シャッターチャンスを逃がさないように・・・と急いで撮る。




同じく県境稜線の風の来ない岩陰で
鎌ケ岳の頂上はガスの中



御在所岳も頂上はガスの中。
風の音がすごい。でも、ここは陽だまり。


登頂意欲なし・・・引き返すことに

「私はここで待っているから・・・」と林さんは頂上をパスしたい意向。

「ええー。この風は、出てしまえば聞いているほどひどくはないよ。」
と言うが、
今日の課題は果たせたし鎌の頂上はもう何回も踏んでいるし、
ま、いいか・・・。

中山さんも、「こんなにきれいな雪景色が見えたからもう十分」と。




同じく県境稜線の風の来ない岩陰で
御在所岳を望む



天候急変の際は安全な道で下山

こんな雪の日は下りは安全な道でないと・・・
と道々考えていたので
「よし、ここで引き返そう。確かに武平峠からの道は
退屈するくらいの安全道
。」と決心。


それなら・・・とコーヒータイムにする。
十分休んでたくさん写真も撮って、12:40発。




県境稜線からも
武平峠から下る途中も
ずっと見えていた岩の連なり
あの岩を乗り越えてきた



ほんの20m下ると雪景色とお別れ

下るにつれ、雪が少なくなり、木々についていた雪の量も減り、
雪景色とはあっけなくお別れ。

県境尾根から岩尾根が見える。
あれがさっき登ってきた三ツ口尾根のあの岩場?
と振り返りながら歩く。

武平峠、13:05。

たらたら道を三ツ口尾根と岩尾根を見ながら下る。
なんて楽々、物足りないような気持ちで登山道を歩く。

「地図で確かめたい」と林さん。
「うん、そうしよう」と、三ツ口尾根と岩尾根を見ながら
照らし合わせる。



パーティーが離れ離れに

単独行の男性が下ってきて、「パーティーと離れたがここを行くとどこへ出るのか?」と。
同行者はどうやら長石尾根を下りた口ぶり。
だったらここで合えますよ・・・と地図で示す。

車はどこへ駐車したのですか?と聞くが、どうもはっきりしない。
今日はスカイラインも通行止めだからどこだろう?

その男性が去ってものの5分も立たないうちに3人の登山者。
「単独の男性を見なかったか?」の問いに、「ほんの3分前に」と答える。

彼らはいったんは長石尾根へ下ったものの、
後ろから来ないので登り返して武平峠へ下りてきたらしい。
いったいどういう計画だったのだろう??
(途中で4人は合流していた。
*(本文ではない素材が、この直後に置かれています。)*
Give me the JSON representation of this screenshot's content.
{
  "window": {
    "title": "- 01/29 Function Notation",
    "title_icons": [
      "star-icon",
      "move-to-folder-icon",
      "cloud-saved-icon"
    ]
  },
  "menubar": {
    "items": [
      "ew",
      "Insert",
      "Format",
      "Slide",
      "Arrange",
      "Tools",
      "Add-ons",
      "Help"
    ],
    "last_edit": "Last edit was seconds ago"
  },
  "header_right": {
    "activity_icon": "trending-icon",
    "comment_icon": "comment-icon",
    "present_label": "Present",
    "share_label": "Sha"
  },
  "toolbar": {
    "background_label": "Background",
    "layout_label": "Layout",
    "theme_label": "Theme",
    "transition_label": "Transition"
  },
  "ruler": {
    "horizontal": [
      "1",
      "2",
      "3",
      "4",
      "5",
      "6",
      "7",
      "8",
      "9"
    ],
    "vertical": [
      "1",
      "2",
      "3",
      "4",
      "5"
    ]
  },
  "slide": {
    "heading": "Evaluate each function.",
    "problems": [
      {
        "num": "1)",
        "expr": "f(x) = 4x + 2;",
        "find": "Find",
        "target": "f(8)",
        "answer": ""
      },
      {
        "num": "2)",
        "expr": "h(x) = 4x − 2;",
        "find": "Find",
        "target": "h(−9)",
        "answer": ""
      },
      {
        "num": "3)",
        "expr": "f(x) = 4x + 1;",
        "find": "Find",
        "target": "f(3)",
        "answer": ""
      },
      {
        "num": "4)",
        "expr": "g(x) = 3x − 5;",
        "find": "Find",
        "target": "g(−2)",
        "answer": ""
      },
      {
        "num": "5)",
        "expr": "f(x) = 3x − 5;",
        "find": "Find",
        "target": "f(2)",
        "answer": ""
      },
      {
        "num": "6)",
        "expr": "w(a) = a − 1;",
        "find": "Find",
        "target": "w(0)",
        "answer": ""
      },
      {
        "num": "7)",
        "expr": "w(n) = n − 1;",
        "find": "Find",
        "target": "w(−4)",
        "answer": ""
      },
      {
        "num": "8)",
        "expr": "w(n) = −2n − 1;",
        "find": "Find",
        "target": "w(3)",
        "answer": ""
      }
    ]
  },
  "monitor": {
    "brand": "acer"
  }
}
とにかくよかった)




下山途中、もう一度三ツ口尾根への分岐を
確かめに行った
完成した堰堤を望む


登山口を確かめに戻る

「もう一度三ツ口尾根の登山口を確かめたいな」と言うと、
「うん、いいね」の返事。

分岐からまた三ツ口谷方面へ下る。
沢を1つ渡った所で休憩しがてら地図を確認する。13:55。

林さんは「ここで待っているわ」と言うので、
中山さんと三ツ口尾根への登山口を探しに出かける

いくら探しても、いくら地図を見ても、
我々が朝通った所しか適当なところはない・・・
と分かって戻る。14:15発。



直通のバスに乗れるように早足でバス停へ。15:05着。

15:15発。名古屋行き直通バス乗車。

今日も「しまや」へ行けれなかった。